Vtyjkyuk

I have been assigned to do a quadratic word problem. One of them included solving the quadratic inequation of $-5t^2 + 20t > 15$. I am not sure how to start off and I have no memory of doing inequalities. Thank you for trying!!

You can write your inequality after dividing by $-5$ and we get $$t^2-4t+3<0$$
This is equivalent to $$(t-3)(t-1)<0$$
Can you solve this?
Write $$-5t^2+20t-15>0$$ then we divide by $-5$ we get

$$t^2-4t+3<0$$ solving the equation

$$t^2-4t+3=0$$ we get $$t_1=3,t_2=1$$

Consider $f(t)=5t^2-20t+15$. You know about parabolas, hence you know that $f$ takes negative values exactly between its zeroes.

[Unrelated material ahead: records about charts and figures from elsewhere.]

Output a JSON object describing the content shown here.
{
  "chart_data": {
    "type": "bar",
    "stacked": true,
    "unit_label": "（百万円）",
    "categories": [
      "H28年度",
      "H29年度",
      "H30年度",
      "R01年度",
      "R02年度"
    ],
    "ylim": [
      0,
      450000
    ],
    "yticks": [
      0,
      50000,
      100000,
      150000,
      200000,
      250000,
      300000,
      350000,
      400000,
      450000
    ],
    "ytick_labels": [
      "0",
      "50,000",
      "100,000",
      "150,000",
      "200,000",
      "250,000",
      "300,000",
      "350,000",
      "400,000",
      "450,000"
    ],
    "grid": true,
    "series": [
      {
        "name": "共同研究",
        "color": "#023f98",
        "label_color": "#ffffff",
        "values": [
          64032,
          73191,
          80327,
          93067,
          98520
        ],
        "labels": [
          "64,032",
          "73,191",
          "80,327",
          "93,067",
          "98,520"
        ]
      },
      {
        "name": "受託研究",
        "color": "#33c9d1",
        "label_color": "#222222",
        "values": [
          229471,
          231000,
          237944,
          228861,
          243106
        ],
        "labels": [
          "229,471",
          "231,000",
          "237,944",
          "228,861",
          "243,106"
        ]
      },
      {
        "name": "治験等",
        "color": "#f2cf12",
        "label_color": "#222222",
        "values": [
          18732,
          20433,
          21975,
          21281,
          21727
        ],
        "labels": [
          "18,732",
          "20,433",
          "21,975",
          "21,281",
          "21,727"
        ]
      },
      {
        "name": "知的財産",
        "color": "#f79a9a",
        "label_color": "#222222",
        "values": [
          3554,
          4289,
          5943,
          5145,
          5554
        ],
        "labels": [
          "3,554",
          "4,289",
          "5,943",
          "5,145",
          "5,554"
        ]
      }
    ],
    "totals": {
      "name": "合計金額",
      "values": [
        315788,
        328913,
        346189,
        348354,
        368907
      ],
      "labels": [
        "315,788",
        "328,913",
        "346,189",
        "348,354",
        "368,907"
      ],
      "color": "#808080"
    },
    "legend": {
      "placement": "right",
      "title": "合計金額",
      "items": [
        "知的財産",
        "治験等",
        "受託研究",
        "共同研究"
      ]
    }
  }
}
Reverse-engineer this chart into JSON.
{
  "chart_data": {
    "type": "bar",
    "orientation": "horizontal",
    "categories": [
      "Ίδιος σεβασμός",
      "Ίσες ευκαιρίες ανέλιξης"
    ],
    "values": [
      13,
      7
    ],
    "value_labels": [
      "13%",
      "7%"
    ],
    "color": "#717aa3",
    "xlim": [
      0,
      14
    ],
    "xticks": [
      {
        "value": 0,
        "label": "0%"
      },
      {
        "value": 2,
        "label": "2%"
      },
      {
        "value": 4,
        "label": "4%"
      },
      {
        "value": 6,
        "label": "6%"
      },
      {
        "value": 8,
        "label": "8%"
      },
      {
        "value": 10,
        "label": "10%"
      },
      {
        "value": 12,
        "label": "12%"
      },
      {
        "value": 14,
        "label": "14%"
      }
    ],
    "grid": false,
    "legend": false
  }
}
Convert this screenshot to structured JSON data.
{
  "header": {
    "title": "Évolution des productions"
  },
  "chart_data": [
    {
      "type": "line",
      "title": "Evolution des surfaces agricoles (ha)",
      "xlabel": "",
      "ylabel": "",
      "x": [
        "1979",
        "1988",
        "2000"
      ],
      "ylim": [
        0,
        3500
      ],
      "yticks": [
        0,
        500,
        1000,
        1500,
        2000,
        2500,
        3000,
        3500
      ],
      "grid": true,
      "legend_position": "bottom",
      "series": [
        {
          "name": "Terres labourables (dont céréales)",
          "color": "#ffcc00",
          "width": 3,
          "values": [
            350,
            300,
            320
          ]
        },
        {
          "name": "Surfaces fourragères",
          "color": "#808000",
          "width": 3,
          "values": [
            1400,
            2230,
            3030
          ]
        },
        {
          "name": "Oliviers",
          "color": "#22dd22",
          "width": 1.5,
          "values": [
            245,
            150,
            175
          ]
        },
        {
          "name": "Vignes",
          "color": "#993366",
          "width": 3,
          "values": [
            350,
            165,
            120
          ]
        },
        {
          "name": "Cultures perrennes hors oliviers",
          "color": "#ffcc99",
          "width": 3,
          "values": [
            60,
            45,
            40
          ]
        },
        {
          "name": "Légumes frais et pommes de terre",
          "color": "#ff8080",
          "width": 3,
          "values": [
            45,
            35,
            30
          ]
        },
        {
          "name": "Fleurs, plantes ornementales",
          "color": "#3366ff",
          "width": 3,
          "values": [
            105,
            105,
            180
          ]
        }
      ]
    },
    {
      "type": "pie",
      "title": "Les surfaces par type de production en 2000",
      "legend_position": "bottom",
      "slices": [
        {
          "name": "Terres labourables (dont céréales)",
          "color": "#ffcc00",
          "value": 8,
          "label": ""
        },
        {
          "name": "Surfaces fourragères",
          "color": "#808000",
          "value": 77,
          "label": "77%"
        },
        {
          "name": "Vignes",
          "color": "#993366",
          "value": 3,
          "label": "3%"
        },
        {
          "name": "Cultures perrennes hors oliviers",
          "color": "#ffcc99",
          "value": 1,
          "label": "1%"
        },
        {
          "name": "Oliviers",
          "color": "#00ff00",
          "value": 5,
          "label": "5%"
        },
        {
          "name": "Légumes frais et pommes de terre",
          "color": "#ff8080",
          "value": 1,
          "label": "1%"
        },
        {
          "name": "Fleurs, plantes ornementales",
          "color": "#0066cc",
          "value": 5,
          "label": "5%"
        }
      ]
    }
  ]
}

Solving an inequality is much like solving an equality - but you must remember to change the sign if you multiply or divide by a negative number. In general, the operations used to solve equalities and inequalities (addition, subtraction, multiplication, division, squaring both sides, etc.) can be viewed as applying a function to both sides. If the inequality holds, and the function that you are applying is increasing, then it still holds after applying the function. If the function is decreasing, then the opposite inequality is now true (change the sign). If the function is neither increasing or decreasing, then it gets more complicated and you must evaluate cases (think squaring $x < y$ when $x$ is large negative and $y$ is small positive).